On Startup always weird multicoloured bars and then blank screen

LoosSerine

Reputable
Nov 30, 2015
40
0
4,530
Hi all,

I'm having an issue where when I startup my PC every morning, my monitor always just displays weird multicolored bars and then 5 seconds later, just black screen, as if non responsive. I have to then force shutdown and restart to have startup start properly and then everything is fine.
This all started about a week ago with the Nvidia driver which caused my main monitor (on DP) to e unrecognised and me having to unplug the power to it and then replug it in for it to be detected. I've since updated the driver as it seems there was weird behaviour for some others online.
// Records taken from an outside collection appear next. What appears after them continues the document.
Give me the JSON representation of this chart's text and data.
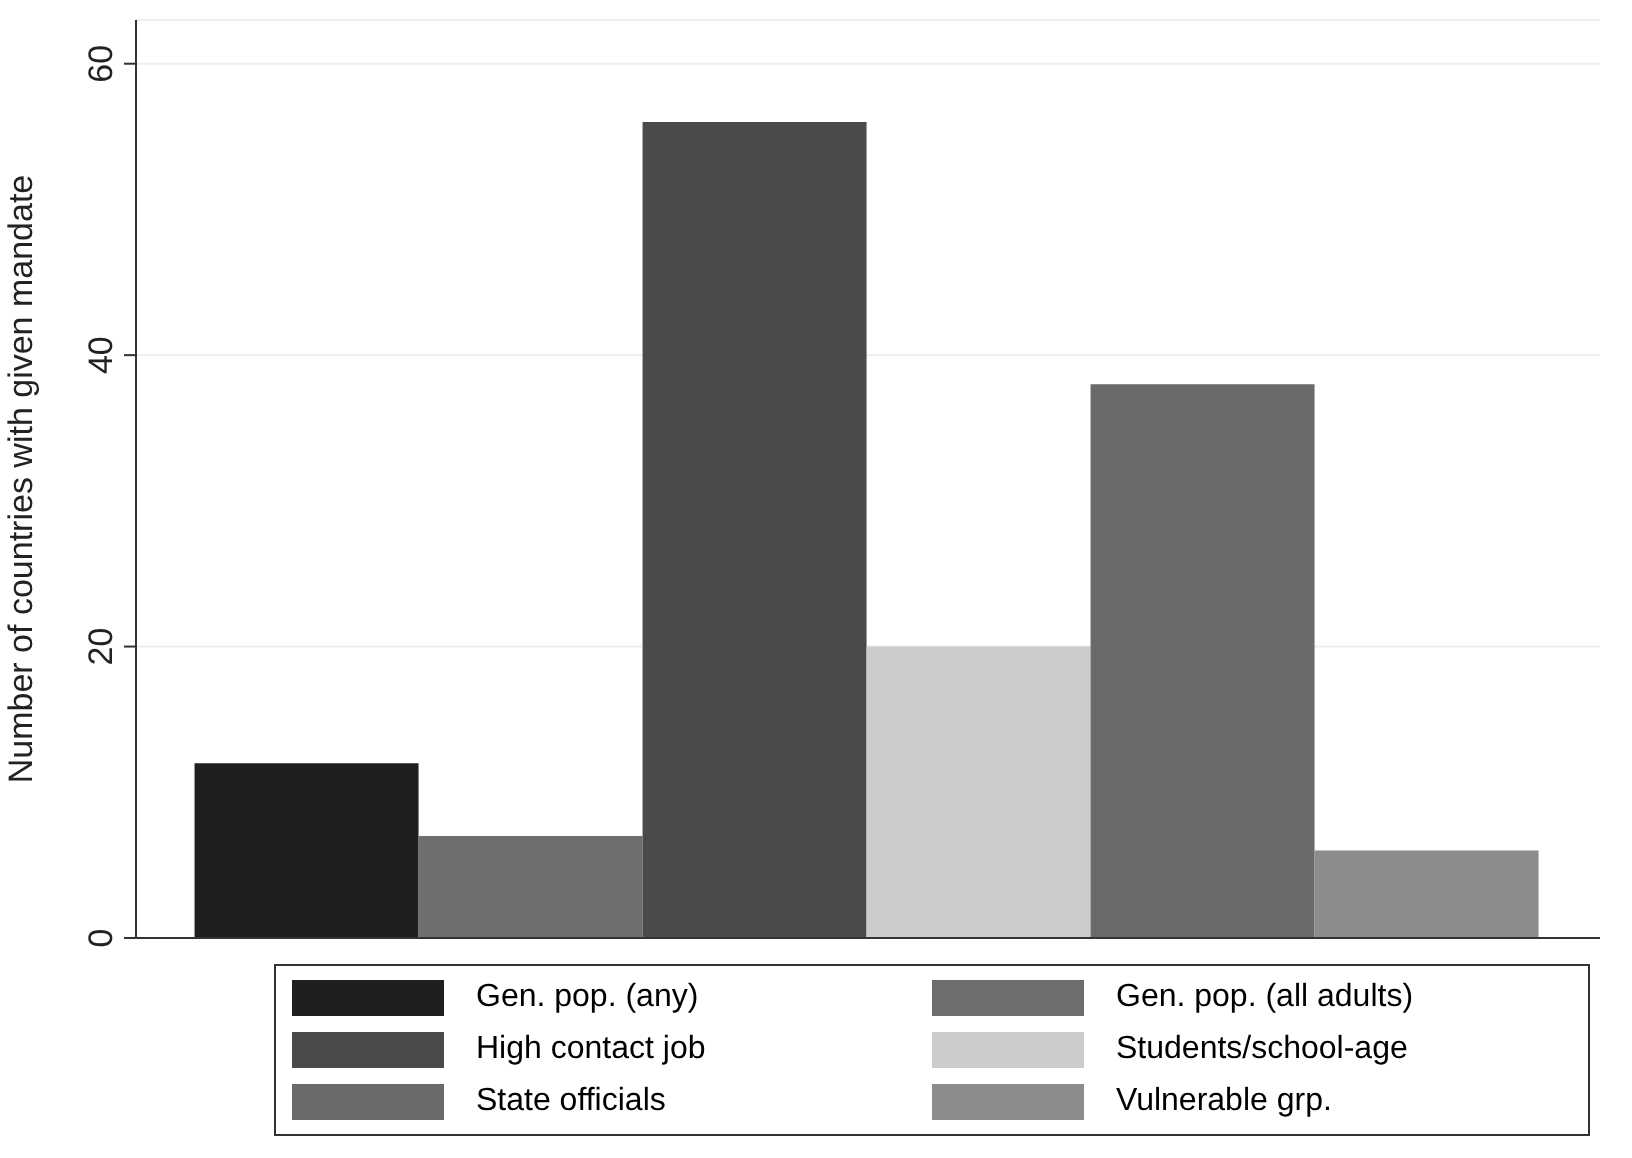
{
  "chart_data": {
    "type": "bar",
    "ylabel": "Number of countries with given mandate",
    "categories": [
      null
    ],
    "series": [
      {
        "name": "Gen. pop. (any)",
        "color": "#1f1f1f",
        "values": [
          12
        ]
      },
      {
        "name": "Gen. pop. (all adults)",
        "color": "#6e6e6e",
        "values": [
          7
        ]
      },
      {
        "name": "High contact job",
        "color": "#4a4a4a",
        "values": [
          56
        ]
      },
      {
        "name": "Students/school-age",
        "color": "#cccccc",
        "values": [
          20
        ]
      },
      {
        "name": "State officials",
        "color": "#6a6a6a",
        "values": [
          38
        ]
      },
      {
        "name": "Vulnerable grp.",
        "color": "#8c8c8c",
        "values": [
          6
        ]
      }
    ],
    "ylim": [
      0,
      63
    ],
    "yticks": [
      0,
      20,
      40,
      60
    ],
    "grid": "y",
    "legend": "bottom",
    "tick_labels": "y"
  }
}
That's since been fine however this startup issue is really irritating me and making me think something is wrong with my GPU?
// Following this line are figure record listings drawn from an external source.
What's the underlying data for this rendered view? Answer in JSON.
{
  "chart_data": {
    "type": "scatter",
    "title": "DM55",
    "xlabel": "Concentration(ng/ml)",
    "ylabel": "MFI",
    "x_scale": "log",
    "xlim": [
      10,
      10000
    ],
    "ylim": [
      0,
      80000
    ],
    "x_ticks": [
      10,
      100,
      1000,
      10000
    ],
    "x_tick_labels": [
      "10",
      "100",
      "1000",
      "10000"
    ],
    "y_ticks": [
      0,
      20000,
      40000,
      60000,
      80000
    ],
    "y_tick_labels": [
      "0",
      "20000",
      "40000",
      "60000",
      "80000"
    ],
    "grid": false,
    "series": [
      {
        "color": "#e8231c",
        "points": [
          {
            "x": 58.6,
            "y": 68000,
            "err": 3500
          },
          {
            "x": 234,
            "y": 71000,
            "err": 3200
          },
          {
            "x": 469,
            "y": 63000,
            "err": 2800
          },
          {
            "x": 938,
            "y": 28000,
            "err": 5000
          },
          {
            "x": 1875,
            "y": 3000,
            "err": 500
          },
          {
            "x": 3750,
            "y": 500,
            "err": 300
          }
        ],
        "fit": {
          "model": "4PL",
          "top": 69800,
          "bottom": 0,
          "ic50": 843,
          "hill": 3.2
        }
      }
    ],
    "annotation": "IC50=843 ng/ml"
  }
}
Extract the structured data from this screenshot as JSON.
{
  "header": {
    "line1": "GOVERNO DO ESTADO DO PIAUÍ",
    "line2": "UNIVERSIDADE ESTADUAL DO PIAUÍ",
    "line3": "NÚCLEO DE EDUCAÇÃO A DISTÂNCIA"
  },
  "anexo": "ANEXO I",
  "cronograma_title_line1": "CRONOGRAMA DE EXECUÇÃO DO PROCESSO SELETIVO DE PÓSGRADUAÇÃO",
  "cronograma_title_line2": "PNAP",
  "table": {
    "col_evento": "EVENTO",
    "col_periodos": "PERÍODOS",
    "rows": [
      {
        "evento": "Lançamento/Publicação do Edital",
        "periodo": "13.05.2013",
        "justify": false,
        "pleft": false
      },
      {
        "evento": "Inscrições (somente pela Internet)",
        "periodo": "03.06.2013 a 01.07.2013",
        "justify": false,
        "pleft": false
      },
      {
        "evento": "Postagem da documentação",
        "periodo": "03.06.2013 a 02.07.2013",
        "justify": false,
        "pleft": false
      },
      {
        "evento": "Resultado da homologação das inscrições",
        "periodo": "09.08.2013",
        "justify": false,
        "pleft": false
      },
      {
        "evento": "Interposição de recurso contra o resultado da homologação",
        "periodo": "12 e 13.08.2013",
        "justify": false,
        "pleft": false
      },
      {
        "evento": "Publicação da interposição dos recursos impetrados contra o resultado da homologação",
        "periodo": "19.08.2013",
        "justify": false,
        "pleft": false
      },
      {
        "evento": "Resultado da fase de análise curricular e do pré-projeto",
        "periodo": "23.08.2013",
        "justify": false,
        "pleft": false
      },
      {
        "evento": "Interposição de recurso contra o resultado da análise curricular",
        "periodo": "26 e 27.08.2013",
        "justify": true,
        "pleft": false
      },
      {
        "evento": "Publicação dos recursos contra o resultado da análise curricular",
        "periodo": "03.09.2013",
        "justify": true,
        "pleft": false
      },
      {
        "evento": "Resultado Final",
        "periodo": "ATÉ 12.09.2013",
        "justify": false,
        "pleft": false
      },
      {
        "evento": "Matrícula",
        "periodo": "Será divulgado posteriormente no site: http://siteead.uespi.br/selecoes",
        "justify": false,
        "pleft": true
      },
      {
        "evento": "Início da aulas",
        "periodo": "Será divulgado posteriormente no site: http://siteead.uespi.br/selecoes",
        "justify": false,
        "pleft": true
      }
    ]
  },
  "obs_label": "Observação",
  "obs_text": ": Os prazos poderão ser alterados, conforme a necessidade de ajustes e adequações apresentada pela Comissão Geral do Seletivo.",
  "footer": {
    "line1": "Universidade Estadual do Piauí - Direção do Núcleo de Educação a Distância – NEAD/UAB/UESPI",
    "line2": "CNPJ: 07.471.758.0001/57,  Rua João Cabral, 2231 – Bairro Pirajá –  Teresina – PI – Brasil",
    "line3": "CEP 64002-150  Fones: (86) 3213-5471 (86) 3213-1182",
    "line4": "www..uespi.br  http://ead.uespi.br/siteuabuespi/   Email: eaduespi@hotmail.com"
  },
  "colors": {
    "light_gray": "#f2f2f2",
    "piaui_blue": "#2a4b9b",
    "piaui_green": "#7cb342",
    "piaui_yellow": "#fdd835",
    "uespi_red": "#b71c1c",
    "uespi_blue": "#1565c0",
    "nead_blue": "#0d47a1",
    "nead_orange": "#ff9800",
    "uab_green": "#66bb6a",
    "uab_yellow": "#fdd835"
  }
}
In my Eventviewer, it seems at the time that I startup, there's always a 'previous system shutdown was unexpected' error meaning it never shuts down properly in the evening which is weird as it seems perfectly fine. There was also a Critical (The system has rebooted without cleanly shutting down first. This error could be caused if the system stopped responding, crashed, or lost power unexpectedly.) error as well at around the same time but I suspect this could be me force shutting down due to the bars. I do have a TON of SidebySide errors all to do with the Deployment Kit so if anyone can help with that I'd much appreciate it as well as I've done DISM Restore to no avail.

Specs:

CPU: i7 5820K - NOT OC'd atm.
GPU: EVGA 980Ti FTW
Motherboard: Gigabyte X99 SLI
Memory: Corsair Vengeance 16GB
Storage: Samsung Evo 850 500GB for the CPU
Sandisk Ultra II 1TB
2x3TB WD Red
PSU: Corsair HX1000i
Case: Fractal Design R5 with Coolermaster Nepton 850 CPU Cooler + 2 fans on case

Any help is much appreciated. I suspect my GPU is fine just something in the system is messing up. Gaming is fine, never crashes on any, rendering is fine, just this startup issue and the sidebyside errors everywhere.
 
Solution
Check for a newer BIOS, and you would want to test the video card in another system to see if it does the same thing. What you are seeing is a perfect example of a failing video card aside from the fact that it does not crash during games.
Check for a newer BIOS, and you would want to test the video card in another system to see if it does the same thing. What you are seeing is a perfect example of a failing video card aside from the fact that it does not crash during games.